A day of big decisions at Sebi

The Finance Ministry has written to India’s capital market regulator SEBI, asking it to withdraw recently issued guidelines treating additional tier-1 (AT1) securities issued by banks as having 100-year (perpetual) maturity. The memorandum was sent on Thursday, March 11.

A circular on the AT1 bonds was issued by SEBI on March 10 and the rule was to take effect from April 1, 2021. Citing the notification mutual fund industry expressed a grim scenario concerning the circular and said that a revaluation of such bonds would lead to huge losses. In fact, AMFI made representation to withdraw the circular on Thursday.

Money9 has seen a copy of the letter sent by the ministry to SEBI chairman Ajay Tyagi.

“Considering the capital needs of banks going forward and the need to source the same from the capital markets, it is requested that the revised valuation norms to treat all perpetual bonds as 100-year tenor be withdrawn. The clause on valuation is disruptive in nature,” the letter said.

Further, the letter said there could be ‘potential swings in NAV’ that can follow from the valuation norms and possible disruption in the debt markets as mutual funds sell such bonds in anticipation of redemptions.

In a separate release, the Association of Mutual Funds in India said that the perpetual bond market is reasonably active with regular trades in large and higher-rated issuances. “Most trades in perpetual bonds happen on a yield-to-call basis.
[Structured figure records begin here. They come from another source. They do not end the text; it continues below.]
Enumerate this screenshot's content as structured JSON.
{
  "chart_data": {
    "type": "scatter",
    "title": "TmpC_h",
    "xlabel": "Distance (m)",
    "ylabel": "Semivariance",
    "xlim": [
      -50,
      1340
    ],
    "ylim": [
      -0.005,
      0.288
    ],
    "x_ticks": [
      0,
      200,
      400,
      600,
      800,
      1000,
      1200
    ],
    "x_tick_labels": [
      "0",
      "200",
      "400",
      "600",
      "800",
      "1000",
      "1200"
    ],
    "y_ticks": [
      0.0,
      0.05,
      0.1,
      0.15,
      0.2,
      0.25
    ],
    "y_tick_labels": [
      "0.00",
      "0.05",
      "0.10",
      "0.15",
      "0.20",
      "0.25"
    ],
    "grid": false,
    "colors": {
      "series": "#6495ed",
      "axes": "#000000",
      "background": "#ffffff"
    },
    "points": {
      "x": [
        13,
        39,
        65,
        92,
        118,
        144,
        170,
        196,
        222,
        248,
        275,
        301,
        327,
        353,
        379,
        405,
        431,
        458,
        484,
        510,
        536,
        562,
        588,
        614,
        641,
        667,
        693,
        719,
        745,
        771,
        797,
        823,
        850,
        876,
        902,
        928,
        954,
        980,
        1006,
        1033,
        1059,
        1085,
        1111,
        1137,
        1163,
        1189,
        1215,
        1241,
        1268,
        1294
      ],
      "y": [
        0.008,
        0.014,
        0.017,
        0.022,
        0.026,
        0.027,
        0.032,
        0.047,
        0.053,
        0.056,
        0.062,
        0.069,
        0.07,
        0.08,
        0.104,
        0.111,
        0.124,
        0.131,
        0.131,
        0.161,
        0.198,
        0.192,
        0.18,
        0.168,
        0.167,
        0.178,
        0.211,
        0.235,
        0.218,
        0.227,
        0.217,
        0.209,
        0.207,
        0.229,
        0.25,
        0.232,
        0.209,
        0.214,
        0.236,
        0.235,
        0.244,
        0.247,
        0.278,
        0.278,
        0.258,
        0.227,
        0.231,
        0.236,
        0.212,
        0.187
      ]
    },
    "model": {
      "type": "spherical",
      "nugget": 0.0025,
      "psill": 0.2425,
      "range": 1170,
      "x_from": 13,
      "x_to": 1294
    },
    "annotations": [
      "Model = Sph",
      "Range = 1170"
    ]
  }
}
This is based on the established market convention, locally as well as globally, that the issuer will exercise the call option on the due date,” the release said.

Only in the event of lack of traded prices, the question arises as to whether the bond should be valued to call or to maturity. “Given a reasonably active market with regular trades, the issue is narrower than it appears,” the mutual fund lobby body said.
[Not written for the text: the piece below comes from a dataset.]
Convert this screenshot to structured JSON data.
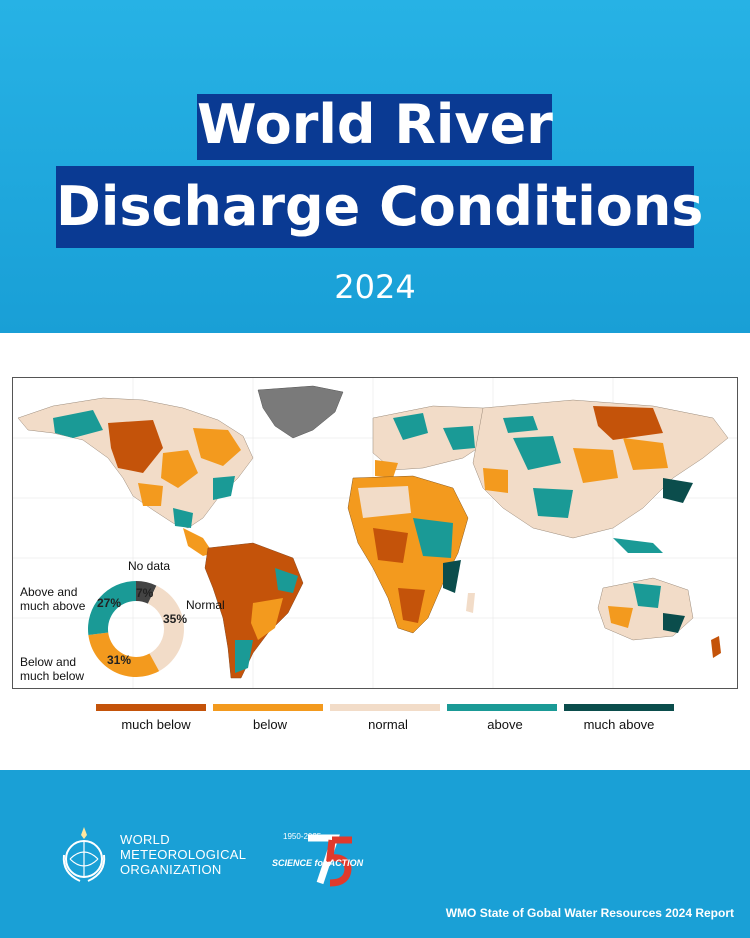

Apart from the revaluation of AT1 bonds the market regulator has also laid down certain investment limits on perpetual bonds. Mutual funds should not be investing more than 10% of the scheme’s corpus in perpetual bonds. And the exposure should not be more than 5% to a perpetual bond of the same company.

To these, the finance ministry did not object. “Instructions that reduce concentration risk of such instruments in mutual fund portfolios can be retained as mutual funds have adequate headroom even within the 10% ceiling,” it said.